Not sure if Windows does something similar.
I bet tons of stuff in Linux uses it then since I think most random stuff just uses the kernel RNG. That's one of my favorite things about Linux, everything works together so well. I guess until it doesn't and that's another story. But when it does it's so low maintenance.
From personal experience: when something doesn't I usually fucked it up. Retrace my steps and fixing it is always an option thankfully. Last time I messed up my drivers to get Starfield going(nvidia gpu currently has issues), I rolled back but that didn't jive well with my other packages(and thus no image outside of terminal prompt). Easy fix.
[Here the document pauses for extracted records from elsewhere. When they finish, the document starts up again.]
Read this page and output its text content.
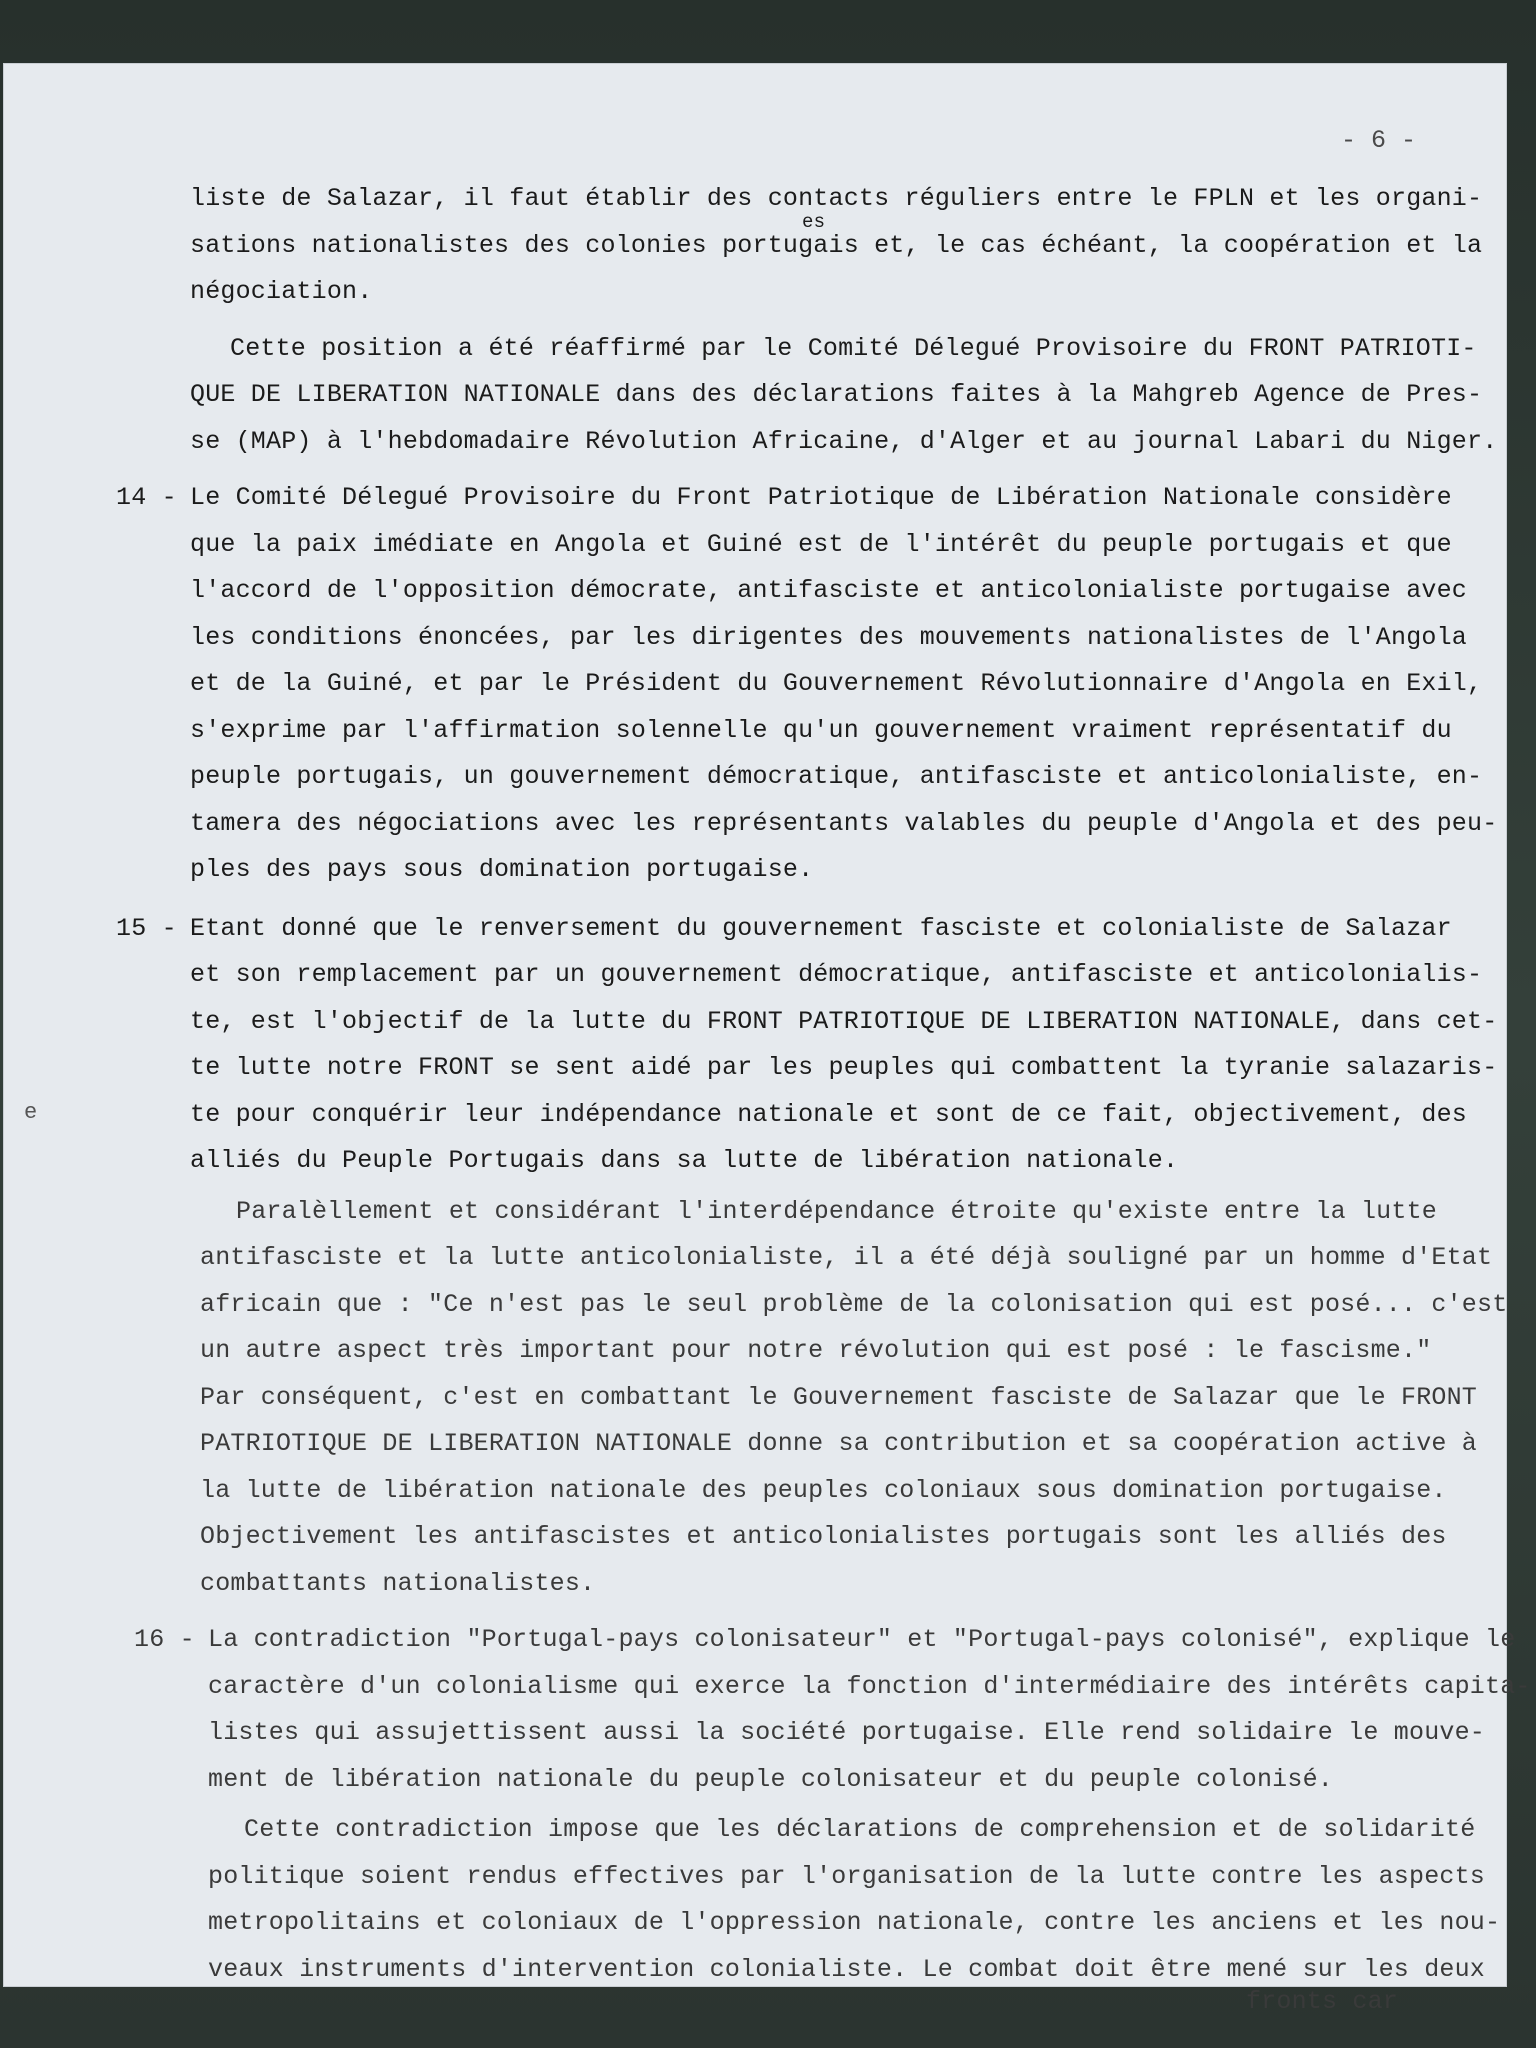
- 6 -
liste de Salazar, il faut établir des contacts réguliers entre le FPLN et les organi-
sations nationalistes des colonies portugais et, le cas échéant, la coopération et la
es
négociation.
Cette position a été réaffirmé par le Comité Délegué Provisoire du FRONT PATRIOTI-
QUE DE LIBERATION NATIONALE dans des déclarations faites à la Mahgreb Agence de Pres-
se (MAP) à l'hebdomadaire Révolution Africaine, d'Alger et au journal Labari du Niger.
14 - Le Comité Délegué Provisoire du Front Patriotique de Libération Nationale considère
que la paix imédiate en Angola et Guiné est de l'intérêt du peuple portugais et que
l'accord de l'opposition démocrate, antifasciste et anticolonialiste portugaise avec
les conditions énoncées, par les dirigentes des mouvements nationalistes de l'Angola
et de la Guiné, et par le Président du Gouvernement Révolutionnaire d'Angola en Exil,
s'exprime par l'affirmation solennelle qu'un gouvernement vraiment représentatif du
peuple portugais, un gouvernement démocratique, antifasciste et anticolonialiste, en-
tamera des négociations avec les représentants valables du peuple d'Angola et des peu-
ples des pays sous domination portugaise.
15 - Etant donné que le renversement du gouvernement fasciste et colonialiste de Salazar
et son remplacement par un gouvernement démocratique, antifasciste et anticolonialis-
te, est l'objectif de la lutte du FRONT PATRIOTIQUE DE LIBERATION NATIONALE, dans cet-
te lutte notre FRONT se sent aidé par les peuples qui combattent la tyranie salazaris-
te pour conquérir leur indépendance nationale et sont de ce fait, objectivement, des
alliés du Peuple Portugais dans sa lutte de libération nationale.
Paralèllement et considérant l'interdépendance étroite qu'existe entre la lutte
antifasciste et la lutte anticolonialiste, il a été déjà souligné par un homme d'Etat
africain que : "Ce n'est pas le seul problème de la colonisation qui est posé... c'est
un autre aspect très important pour notre révolution qui est posé : le fascisme."
Par conséquent, c'est en combattant le Gouvernement fasciste de Salazar que le FRONT
PATRIOTIQUE DE LIBERATION NATIONALE donne sa contribution et sa coopération active à
la lutte de libération nationale des peuples coloniaux sous domination portugaise.
Objectivement les antifascistes et anticolonialistes portugais sont les alliés des
combattants nationalistes.
16 - La contradiction "Portugal-pays colonisateur" et "Portugal-pays colonisé", explique le
caractère d'un colonialisme qui exerce la fonction d'intermédiaire des intérêts capita-
listes qui assujettissent aussi la société portugaise. Elle rend solidaire le mouve-
ment de libération nationale du peuple colonisateur et du peuple colonisé.
Cette contradiction impose que les déclarations de comprehension et de solidarité
politique soient rendus effectives par l'organisation de la lutte contre les aspects
metropolitains et coloniaux de l'oppression nationale, contre les anciens et les nou-
veaux instruments d'intervention colonialiste. Le combat doit être mené sur les deux
fronts car
e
One benefit to disabling the TPM is that Windows will stop bugging you to update to Windows 11
A system with a TPM can't boot with it genuinely disabled (like if you remove the chip). Even if it's "disabled" in the BIOS it's still needed to boot and is always powered on.
Your only option is to buy systems built without a TPM. They do exist and are increasing in number, but I can't remember names atm.
I would, and if I knew how to crack the ime or psp, I would do that too. Anyone know high level cracking here? You'd need a quantum computer for that, right? Sheesh!
Since you have PC money, I'd go a step further and set up your own network. There's SBC's you can use to make a router, which will be your best friend. Go ethernet only.